Lost and Found

Sermon from March 12, 2017 on Luke 15 “Lost Sheep and Lost Coin” parables.

River of Hope is creating meaning together during the sermon time with a participatory section of asking questions about the scripture and talking with one another about it.  The audio (see below) reflects that. The printed “sermon” below is more my questions and a few notes I made to prompt me.

Hide and Seek: The Lost Sheep, The Lost Coin – Luke 15:1-10 (Lent 2, March 12, 2017)

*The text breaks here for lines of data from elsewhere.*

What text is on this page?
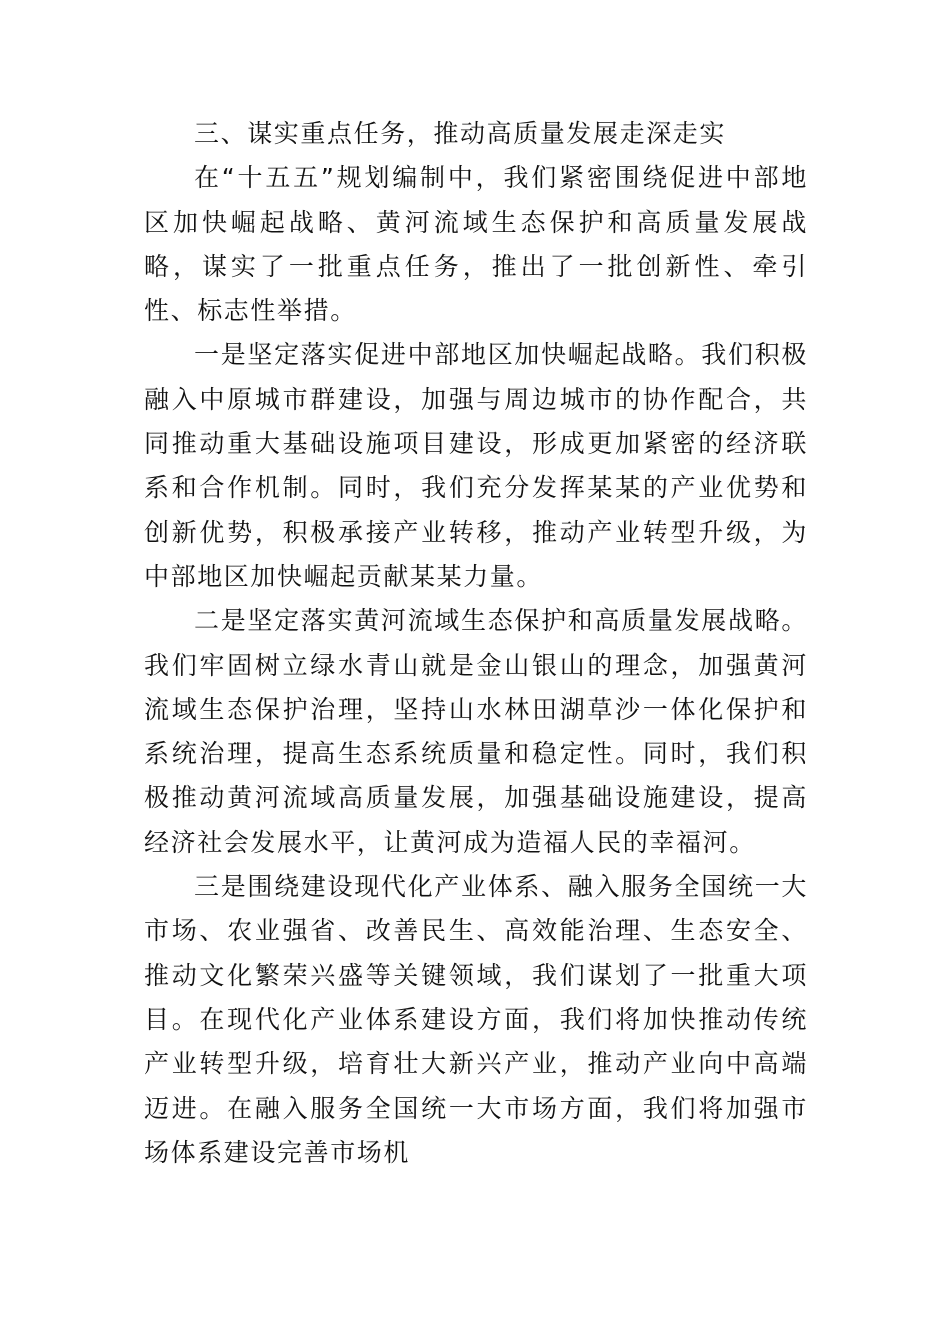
三、谋实重点任务，推动高质量发展走深走实

在“十五五”规划编制中，我们紧密围绕促进中部地区加快崛起战略、黄河流域生态保护和高质量发展战略，谋实了一批重点任务，推出了一批创新性、牵引性、标志性举措。

一是坚定落实促进中部地区加快崛起战略。我们积极融入中原城市群建设，加强与周边城市的协作配合，共同推动重大基础设施项目建设，形成更加紧密的经济联系和合作机制。同时，我们充分发挥某某的产业优势和创新优势，积极承接产业转移，推动产业转型升级，为中部地区加快崛起贡献某某力量。

二是坚定落实黄河流域生态保护和高质量发展战略。我们牢固树立绿水青山就是金山银山的理念，加强黄河流域生态保护治理，坚持山水林田湖草沙一体化保护和系统治理，提高生态系统质量和稳定性。同时，我们积极推动黄河流域高质量发展，加强基础设施建设，提高经济社会发展水平，让黄河成为造福人民的幸福河。

三是围绕建设现代化产业体系、融入服务全国统一大市场、农业强省、改善民生、高效能治理、生态安全、推动文化繁荣兴盛等关键领域，我们谋划了一批重大项目。在现代化产业体系建设方面，我们将加快推动传统产业转型升级，培育壮大新兴产业，推动产业向中高端迈进。在融入服务全国统一大市场方面，我们将加强市场体系建设完善市场机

My niece and nephew were at my house a few weeks ago and we ended up playing hide and seek as we like to do. I hid in my basement which is unfinished and, in the words of my sister, “if spiders made noise, it’d be deafening down here.” Pretty soon I can tell everyone’s been found but me. Sadie opens the door to the basement and hollers down, “Laura, we know you’re down there but we don’t want to come down there!”  I manage to stifle my giggles and wait. them. out. Sadie and Mason talk each other into coming downstairs armed with a flashlight, walking on tip toes, daring each other around each new corner. “No, YOU open that door.” I give a little whistle to get them coming in the right direction and then there is great laughter and sighing when I poke my head out from behind a wall.

 

Hide and seek isn’t really complete unless you get found. Another name would be hiding and finding… or in our stories today being lost and being found.

 

 

Who are you in these stories of being lost and being found? Are you the lost? Are you the found? Are you the seeker? Talk to each other for a few minutes. What are your questions about these two stories?

 

Here are my questions and a few thoughts:   

What does it say about God to leave 99 sheep unattended and go after one?

Can we believe others deserve God’s attention and love just as we do?

What brings about transformation in each story? God’s persistence and rejoicing!

What does it say about those of us who fall into the 99%? The “never lost?”

What is God’s attitude toward the lost?

The previous chapter is all about eating, being invited to a great banquet and who gets invited and who declines. It’s about hospitality for the least, for the stranger, for the vulnerable, for the other.

 

 

On one hand God looks rash and foolish to risk the 99 sheep, left alone in the wilderness to scatter. Yet the point of Jesus in telling this story is in the finding of the one and the great rejoicing of the one.

 

Which is why God will come running after you in the same way. God did not bully the sheep or shame it to come back to the fold. God did not set up a bank account for the coins. Instead, God rejoices and calls us into rejoicing! Which leads me to wonder might God also be calling us to go after the one’s we’d normally let fend for themselves? Might God call us to do all we can to find the lost and then throw a big party in their honor!?

 

You each got a Lego piece when you came into worship today. Hang onto it during the prayers so you are reminded to pray for the lost. Who knows, maybe that’s even you. Then, when you come up for communion, when you come up to the meal in celebration of all the lost sheep being found, bring the Lego forward and connect it with all the others as a way of reminding ourselves that God will work to find all the lost sheep and to bring them home to the fold.